Ao longo do texto estará alinhavada a tentativa de localizar no processo abolicionista raízes da atávica discriminação em relação à etnia negra quanto a suas expressões culturais e, simbolicamente, aos cultos de matriz africana.
Falsa consciência
Já não é sem tempo a necessidade de dissolver a mistificação de que Rio Claro tenha sido precursora nacional na Abolição. As evidências mostram o contrário na revisão dos fatos.
O fato
O Brasil foi o último país do mundo moderno a abolir o trabalho de prisioneiros africanos. O abolicionismo no País às portas do século XX, enquanto Europa e Estados Unidos fermentavam politicamente com a consolidação dos direitos trabalhistas, referenda o atraso nacional. Falar de pioneirismo nesse quadro é falsa consciência, é ideologia de roça.
Última do último
A atual região Sudeste do País e a do estado de São Paulo, com Rio Claro no eixo, foi o último reduto da escravidão no Brasil. Em 1870 a lavoura do café paulista recolhia os últimos escravos do País porque a “importação” estava proibida desde 1850. A região de Rio Claro, portanto, foi a última entre as últimas a libertar seus trabalhadores prisioneiros. Fazendeiros do café resistiram à libertação até o último momento. O abolicionismo que houve foi de última hora. O fim da escravidão já era irreversível. Warren Dean (1977) detalha a questão com minúcias.
Efeitos da última hora
Assim observado, cabe assinalar que o interior paulista foi formado no pior momento na escravidão, o mais discriminatório e o mais tenso. Isto porque o sistema estava falindo sem que houvesse proposta alternativa. A rebelião de escravos e a pressão abolicionista comprometiam a segurança nacional, para o que a resposta dos fazendeiros era a repressão e condenação de tudo que se vinculasse à cultura negra. Tal quadro de falta de projeto contribuiu para um recorrente expediente de burlas éticas que acabou se incorporando ao perfil nacional.

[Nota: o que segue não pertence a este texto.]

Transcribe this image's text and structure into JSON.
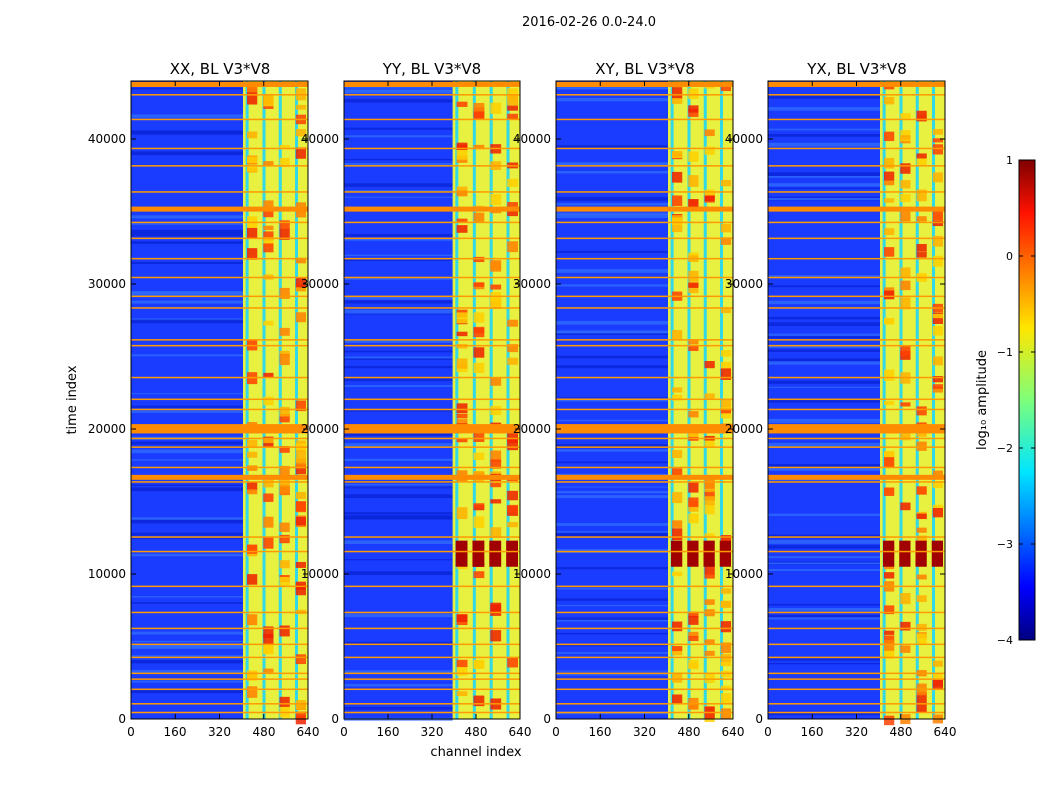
{
  "chart_data": {
    "type": "heatmap",
    "suptitle": "2016-02-26 0.0-24.0",
    "xlabel": "channel index",
    "ylabel": "time index",
    "xlim": [
      0,
      640
    ],
    "ylim": [
      0,
      44000
    ],
    "xticks": [
      "0",
      "160",
      "320",
      "480",
      "640"
    ],
    "yticks": [
      "0",
      "10000",
      "20000",
      "30000",
      "40000"
    ],
    "panels": [
      {
        "title": "XX, BL V3*V8",
        "rfi_start_channel": 405,
        "hot_spot": false
      },
      {
        "title": "YY, BL V3*V8",
        "rfi_start_channel": 395,
        "hot_spot": true
      },
      {
        "title": "XY, BL V3*V8",
        "rfi_start_channel": 405,
        "hot_spot": true
      },
      {
        "title": "YX, BL V3*V8",
        "rfi_start_channel": 405,
        "hot_spot": true
      }
    ],
    "colorbar": {
      "label": "log₁₀ amplitude",
      "range": [
        -4,
        1
      ],
      "ticks": [
        "1",
        "0",
        "−1",
        "−2",
        "−3",
        "−4"
      ],
      "colormap": "jet"
    },
    "flagged_rows": [
      500,
      1100,
      2100,
      2800,
      3200,
      4300,
      5200,
      6300,
      7400,
      9200,
      11600,
      12600,
      16400,
      16800,
      17400,
      18800,
      19400,
      20100,
      21400,
      22100,
      23600,
      25800,
      26200,
      28400,
      29200,
      30500,
      31800,
      33200,
      34300,
      35300,
      36400,
      38200,
      39400,
      41400,
      43100,
      43700
    ],
    "strong_flagged_rows": [
      16700,
      19900,
      20200,
      35200,
      43800
    ]
  }
}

É deste momento que se pode localizar raízes de comprometimento ético que até hoje influem de forma negativa sobre a moral nacional. Manuela Carneiro da Cunha (2012) e Sidney Chalhoub (2012) oferecem recursos para ampliar o assunto.
Comportamento
A história da legislação nacional do período, corrompida pelos interesses contrários ao trabalho livre e à economia de mercado, tem como herança a impunidade, a mentalidade escrava, a idolatria ao poder político, a supremacia estatal, o elitismo reacionário, a má distribuição de renda, o desprezo à educação popular. E por aí vai.
Os conflitos entre escravismo e abolição, vistos como justificativas para as burlas éticas que evitassem a bancarrota da economia do café, destilaram comportamentos sociais que, ao se instalarem na cultural nacional, explicam o famoso jeitinho brasileiro, o espírito de levar vantagem, o ceticismo em relação à Justiça, o velado racismo e a aversão às culturas primitivas, entre elas os cultos animistas da mitologia africana, como o candomblé e outros, por exemplo.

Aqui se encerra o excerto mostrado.